Tuesday, September 16, 2003

Featured image for Grasshopper

This seemed a much lengthier read than the actual 400 and something page count would have me believe. It might be that picking it up and putting it down for about three months isn’t the best way to read it but it did seem to drag. Altogether too much foreshadowing of the ‘if only I’d known then what I know now’ type which rather than heightening the suspense leads you to not be surprised by many of the events in the book.

I’m making it sound like I hated it which I didn’t. It was a much more interesting, more unputdownable, book in the last hundred pages than it was in the lead up and I enjoyed seeing all the various threads intertwine and play out. Just too much set up for not enough pay off in the end though.

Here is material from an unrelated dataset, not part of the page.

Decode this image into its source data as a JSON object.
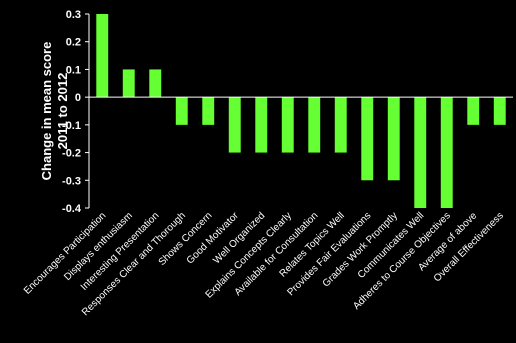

The main spinal theme of the books is scaling heights but the recurring theme of relationships, especially those between parents and children, is more absorbing on the whole. The thing about heights gets your attention but I felt it diverted me from the real matter of the story. Clodagh Brown is the narrator telling the story about eleven years after the events happen when she was 19, mainly when her and her friends lived in Maida Vale and took to gallavanting around the local rooftops. I think it’s the looking back narration style that really annoyed me; since she’s looking back she can hide things from the reader but it didn’t feel artfully enough done. I don’t mind being able to guess the ending but there seemed to be too little that I couldn’t guess at here.

I love many of Barbara Vine’s books but other are just ‘eh?’ for me. This was one of the second type.